Ils vivent tranquillement sans enfant. Quelquefois, ils vont dîner chez leurs amis proches, Françoise (Monia Chokri) et Philippe (Steve Laplante). Les échanges entre gens cultivés sont enjoués, intéressants, mais une fois ces agapes finies, Sophia et Xavier reprennent leur existence à deux, un rien monotone.

Xavier doit s’absenter quelque temps dans le cadre de son enseignement. Aussi, demande-t-il à Sophia d’aller dans leur chalet d’été, dans les Laurentides, afin d’y rencontrer l’artisan charpentier en vue d’y négocier les travaux de restauration nécessaires. Rendez-vous pris avec celui-ci. 
Sophia se rend seule au chalet d’été où l’attend Sylvain (Pierre-Yves Cardinal), un charpentier au physique impressionnant, frustre, au parler fort. D’après lui, les travaux de rénovation sont importants ; le montant prévisible de ceux-ci affole Sophia qui est bouleversée par le coût de la remise aux normes du chalet édifié dans les années 40. Devant son désarroi, Sylvain l’invite à boire un verre à l’auberge du coin en l’amenant dans son pick-up.

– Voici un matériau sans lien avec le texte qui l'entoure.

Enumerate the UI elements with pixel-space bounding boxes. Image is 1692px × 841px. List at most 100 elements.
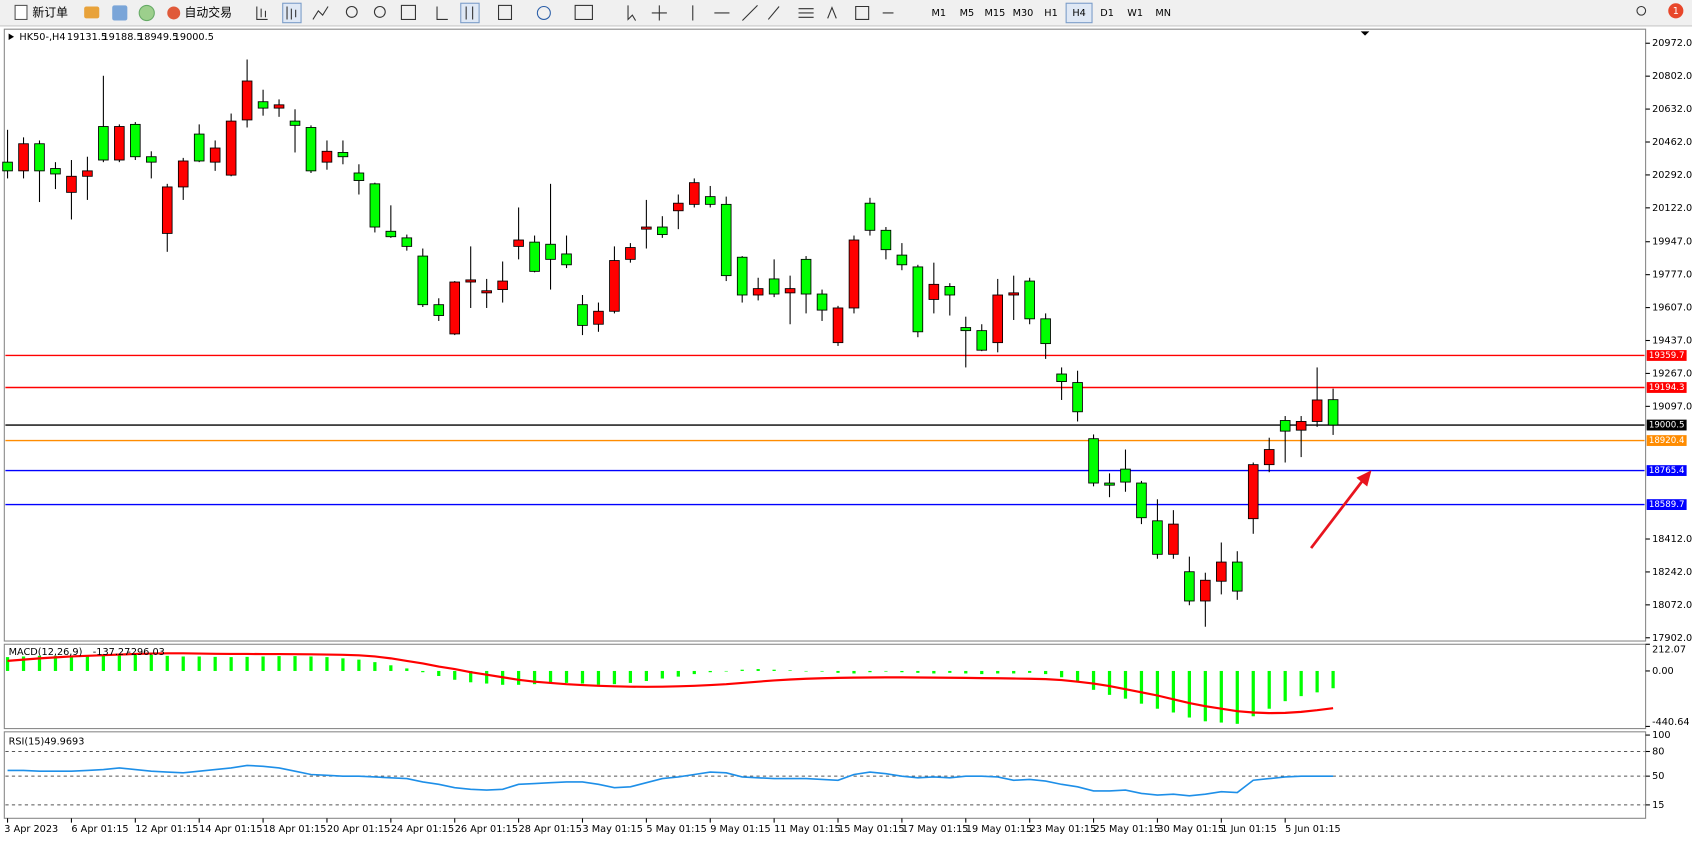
candle-body [465,279,476,283]
icon[interactable] [286,6,297,20]
indicator-value: -137.27 [93,647,130,658]
candle-body [1200,579,1211,602]
y-tick-label: 20122.0 [1652,203,1692,214]
candle-body [816,293,828,311]
candle-body [944,286,956,296]
macd-bar [980,670,984,675]
candle-body [513,239,524,247]
icon[interactable] [536,5,551,20]
timeframe-label: M5 [960,8,975,19]
macd-bar [437,670,441,676]
icon[interactable] [138,4,155,22]
icon-active[interactable] [460,2,480,24]
macd-bar [261,656,265,671]
macd-bar [900,670,904,673]
candle-body [66,175,77,193]
macd-bar [1028,670,1032,673]
macd-bar [1283,670,1287,702]
icon[interactable] [497,4,513,20]
icon[interactable] [84,6,100,19]
macd-bar [389,665,393,671]
search-icon[interactable] [1636,5,1647,16]
icon[interactable] [112,5,128,21]
macd-bar [692,670,696,675]
timeframe-button[interactable]: D1 [1100,8,1114,19]
icon[interactable] [256,6,268,20]
symbol-label: HK50-,H4 [19,32,65,43]
candle-body [321,150,333,163]
y-tick-label: 19607.0 [1652,303,1692,314]
y-tick-label: -440.64 [1652,717,1689,728]
icon[interactable] [312,6,329,20]
macd-bar [405,668,409,671]
macd-bar [932,670,936,674]
candle-body [1040,318,1051,345]
macd-bar [948,670,952,673]
macd-bar [1203,670,1207,722]
macd-bar [1123,670,1128,699]
new-order-icon [14,4,28,20]
timeframe-button[interactable]: H4 [1065,2,1093,24]
price-label-bg [1646,419,1687,431]
macd-bar [740,669,744,671]
candle-body [401,237,413,247]
x-tick-label: 6 Apr 01:15 [71,824,128,835]
icon[interactable] [400,4,416,20]
macd-bar [564,670,569,683]
signal-line [7,652,1334,715]
ohlc-label: 18949.5 [138,32,178,43]
candle-body [960,327,972,332]
y-tick-label: 19947.0 [1652,237,1692,248]
macd-bar [53,655,58,671]
y-tick-label: 17902.0 [1652,633,1692,644]
timeframe-button[interactable]: M1 [932,8,947,19]
macd-bar [133,654,137,671]
candle-body [1247,464,1259,520]
macd-bar [1091,670,1096,690]
icon[interactable] [465,6,474,20]
candle-body [800,258,812,295]
macd-bar [708,670,712,673]
new-order-button[interactable]: 新订单 [14,4,68,20]
macd-bar [1107,670,1112,695]
candle-body [177,160,189,188]
candle-body [385,230,397,238]
candle-body [1136,482,1147,519]
candle-body [768,278,780,295]
macd-bar [485,670,489,684]
rsi-line [7,764,1334,797]
macd-bar [580,670,585,684]
macd-bar [836,670,840,673]
macd-bar [612,670,617,685]
auto-trading-button[interactable]: 自动交易 [167,5,232,19]
candle-body [1056,373,1067,382]
macd-bar [165,655,169,671]
icon-active[interactable] [282,2,302,24]
candle-body [529,241,540,272]
macd-bar [1219,670,1223,723]
timeframe-button[interactable]: H1 [1044,8,1057,19]
icon[interactable] [373,5,386,18]
macd-bar [197,656,201,671]
notification-badge[interactable] [1668,3,1684,19]
icon[interactable] [436,6,448,20]
timeframe-button[interactable]: M5 [960,8,975,19]
icon[interactable] [827,5,894,20]
icon[interactable] [627,5,814,21]
timeframe-button[interactable]: M15 [985,8,1006,19]
y-tick-label: 100 [1652,730,1671,741]
timeframe-button[interactable]: W1 [1127,8,1143,19]
timeframe-button[interactable]: M30 [1013,8,1034,19]
candle-body [1168,523,1179,555]
candle-body [1327,399,1339,426]
candle-body [34,143,45,172]
x-tick-label: 5 May 01:15 [646,824,706,835]
icon[interactable] [345,5,358,18]
icon[interactable] [574,4,593,20]
candle-body [145,156,157,163]
macd-bar [868,670,872,673]
timeframe-button[interactable]: MN [1155,8,1171,19]
x-tick-label: 30 May 01:15 [1157,824,1224,835]
candle-body [50,168,61,175]
y-tick-label: 20802.0 [1652,71,1692,82]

Dans la nuit, Sylvain ramène Sophia au chalet. Attirés irrésistiblement l’un vers l’autre, ils deviennent amants…

Simple comme Sylvain est le troisième film de la réalisatrice, scénariste et actrice québécoise Monia Chokri (41 ans). Son long métrage traite, sur un mode humoristique, voire burlesque par instant, de la rencontre de deux personnes aux potentiels amoureux non assouvis, issus de classes sociologiques différentes : Sophia est une bourgeoise cultivée, universitaire, qui enseigne le thème de l’amour chez les philosophes comme Platon (428/348 av. J-C), Baruch Spinoza (1632/1677) et Vladimir Jankélévitch (1903/1985); Sylvain est un homme rustre, inculte, dont les références culturelles sont les textes de Michel Sardou que, dans sa confusion libidinale, Sophia prend pour une citation d’Arthur Rimbaud !
Tout les sépare : la classe sociale, la culture, le langage courant : Sophia s’exprime en bon français ; Sylvain en joual (sociolecte du français québécois) avec un accent prononcé (ses interventions verbales sont sous-titrées !). 
Seule la passion érotique les réunit… pour combien de temps ? Sophia dans un premier élan est livrée a d’irrésistibles pulsions qu’elle satisfait. Les deux amants font des efforts pour rapprocher leurs univers : lui dit : « Je m’intéresse à toi, donc j’ai lu Guillaume Apollinaire » ; elle répond : « Je m’intéresse à toi, donc j’ai lu un livre sur la chasse ».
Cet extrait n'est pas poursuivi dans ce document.